Le président élu, Emmanuel Macron a nommé mercredi sur proposition du Premier ministre Edouard Philippe, un gouvernement à la fois paritaire et représentatif des différents courants politiques et de la société civile. Parmi les 22 membres de ce nouveau gouvernement - 18 ministres et 4 secrétaires d'Etat - seuls quatre ont déjà occupé une fonction ministérielle, et un nombre important parmi eux sont issus de la société civile.

Il s'agit du ministre d'Etat, ministre de la Transition écologique et solidaire, Nicolas Hulot (président Fondation Hulot pour la nature et l'homme), de la ministre de la Culture, Françoise Nyssen (directrice d'Actes Sud), de la ministre de l'Enseignement supérieur, de la Recherche et de l'innovation, Frédérique Vidal (présidente de l'Université de Nice), de la ministre des Sports, Laura Flessel (championne olympique d'Escrime), de la secrétaire d'Etat chargée des personnes handicapées, Sophie Cluzel (présidente de la Fédération nationale des associations au service des élèves présentant une situation de handicap).

Cette liste des personnalités de la société civile est complétée par des cadres de l'administration comme Jean-Michel Blanquer, ministre de l'Education nationale (ancien directeur de l'enseignement scolaire et directeur général de l'ESSEC), la ministre des Solidarités et de la Santé, Agnès Buzyn (présidente de la Haute autorité de Santé), la ministre du Travail, Muriel Pénicaud (PDG Business France, agence publique), la ministre auprès de la Transition écologique, chargée des Transport, Elisabeth Born (PDG RATP).
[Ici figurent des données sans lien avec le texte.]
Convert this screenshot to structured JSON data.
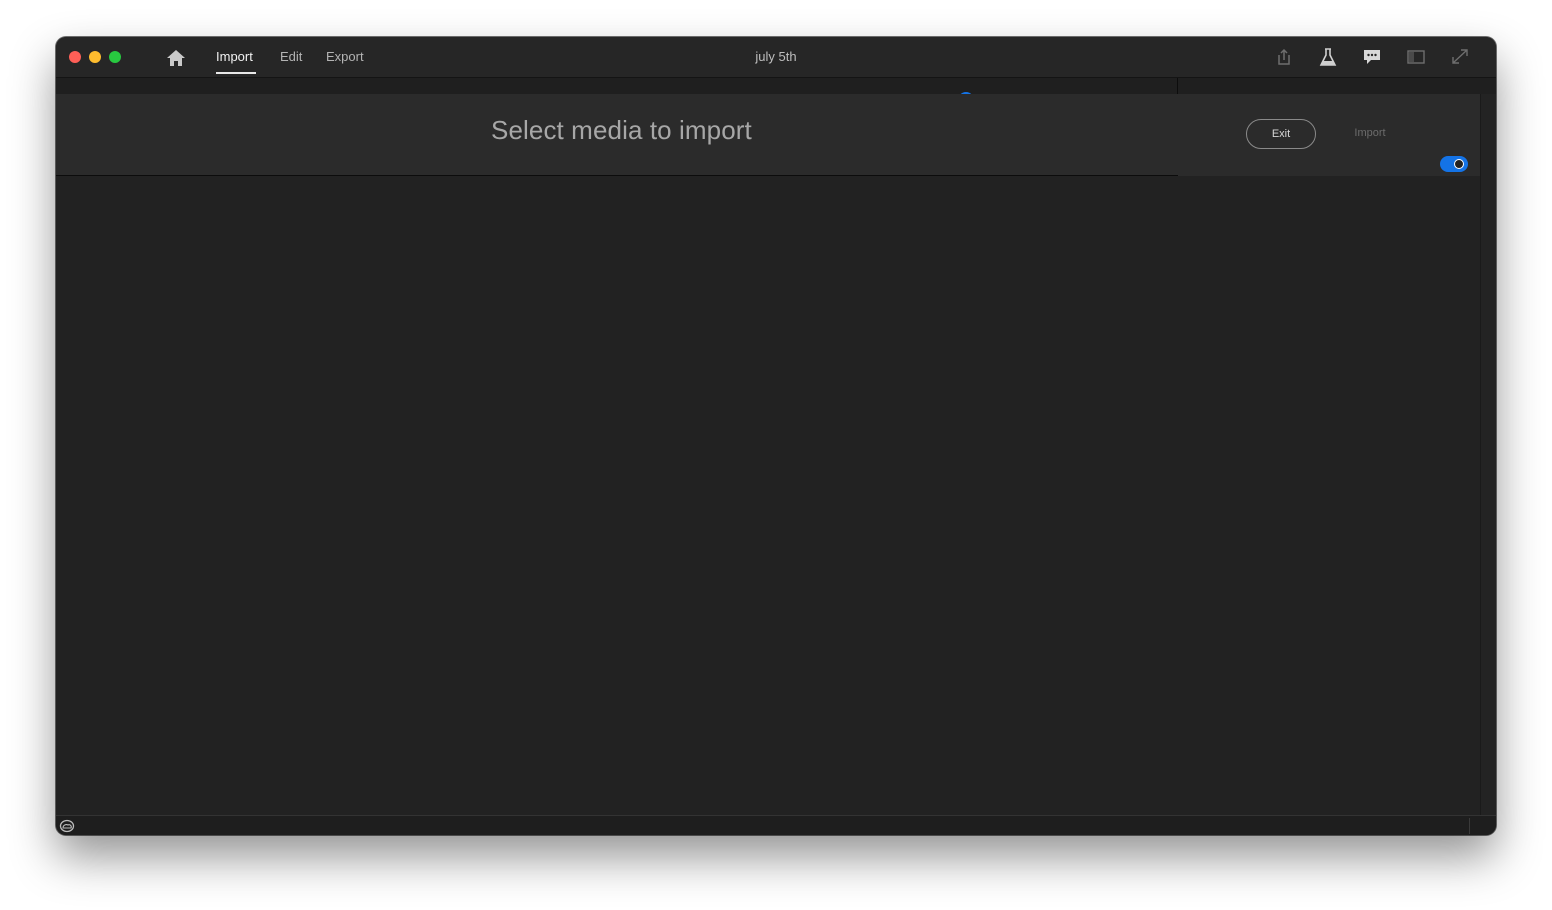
{
  "titlebar": {
    "tabs": [
      {
        "label": "Import",
        "active": true
      },
      {
        "label": "Edit",
        "active": false
      },
      {
        "label": "Export",
        "active": false
      }
    ],
    "document_title": "july 5th",
    "toolbar_icons": [
      "share-icon",
      "flask-icon",
      "feedback-icon",
      "panel-toggle-icon",
      "fullscreen-icon"
    ]
  },
  "import_header": {
    "title": "Select media to import",
    "exit_label": "Exit",
    "import_label": "Import",
    "toggle_on": true
  },
  "colors": {
    "accent": "#1473e6",
    "background": "#222222",
    "header": "#2b2b2b"
  }
}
Cette ouverture à la société civile avec de nouveaux visages s'inscrit dans le cadre du renouvellement promis pendant la campagne électorale par le candidat Emmanuel Macron. Autre promesse tenue par le nouveau président, la représentation des différents partis politiques dans le gouvernement.

Le MODEM (centre) de François Bayrou, ministre d'Etat, ministre de la Justice, le Parti socialiste, notamment les modérés souteneur de Macron, à l'instar de Gérard Collomb (ministre d'Etat, ministre de l'Intérieur) ou de Jean-Yves Le Drian, ancien ministre de la Défense devenu ministre de l'Europe et des Affaires étrangères, et la droite (LR) qui a hérité du ministère de l'Economie (Bruno Le maire) et du ministère de l'Action et des Comptes publics (Gérald Darmanin) sont membres de l'équipe gouvernementale.

La parité est également l'une des caractéristiques de ce gouvernement du quinquennat Macron avec 11 hommes et 11 femmes. Seulement voilà, cette ouverture à la droite est considérée comme une trahison par la direction du parti Les Républicains. "Ils (les ministres LR) sont désormais des acteurs d'un gouvernement provisoire dont le seul objectif sera de soutenir et défendre les candidats En marche ! portant un projet d'augmentation d'impôt qu'ils ont combattu par le passé, c'est leur responsabilité", a réagi François Baroin qui doit mener LR aux élections législatives.

Selon le député Eric Ciotti, ses camarades qui ont regagné le gouvernement ont préféré les places à leur conviction, "on le déplore et constate par la même qu'ils ont quitté notre famille politique". La presse révèle que le secrétaire général du parti, Bernard Accoyer a déjà adressé une lettre au Premier ministre et aux deux ministres LR nommés, pour leur signifier qu'en acceptant le poste, ils ont choisi de quitter d'eux-même leur famille politique.

Pour le candidat de la France insoumise Jean-Luc Mélenchon, le plus frappant dans la constitution de ce gouvernement c'est "le Premier ministre nucléariste, la présence de Nicolas Hulot qui pour nous est un facteur et la présence à la tête de l'Education nationale de quelqu'un qui a été un directeur de l'ESSEC qui est une école remarquable dans son genre c'est-à-dire pour faire du commerce et lié à l'Eglise catholique", a-t-il critiqué.

Quant au FN, on critique l'absence de renouvellement, le PS, LR, le Centre étant selon eux, les mêmes. "Il n'y a pas cette promesse de renouvellement et sur le fond c'est la même politique de soumission à l'Union européenne qui continue. Je crois qu'il n'y a pas d'espérance à ce gouvernement", a estimé le vice-président du FN, Florian Phillippo.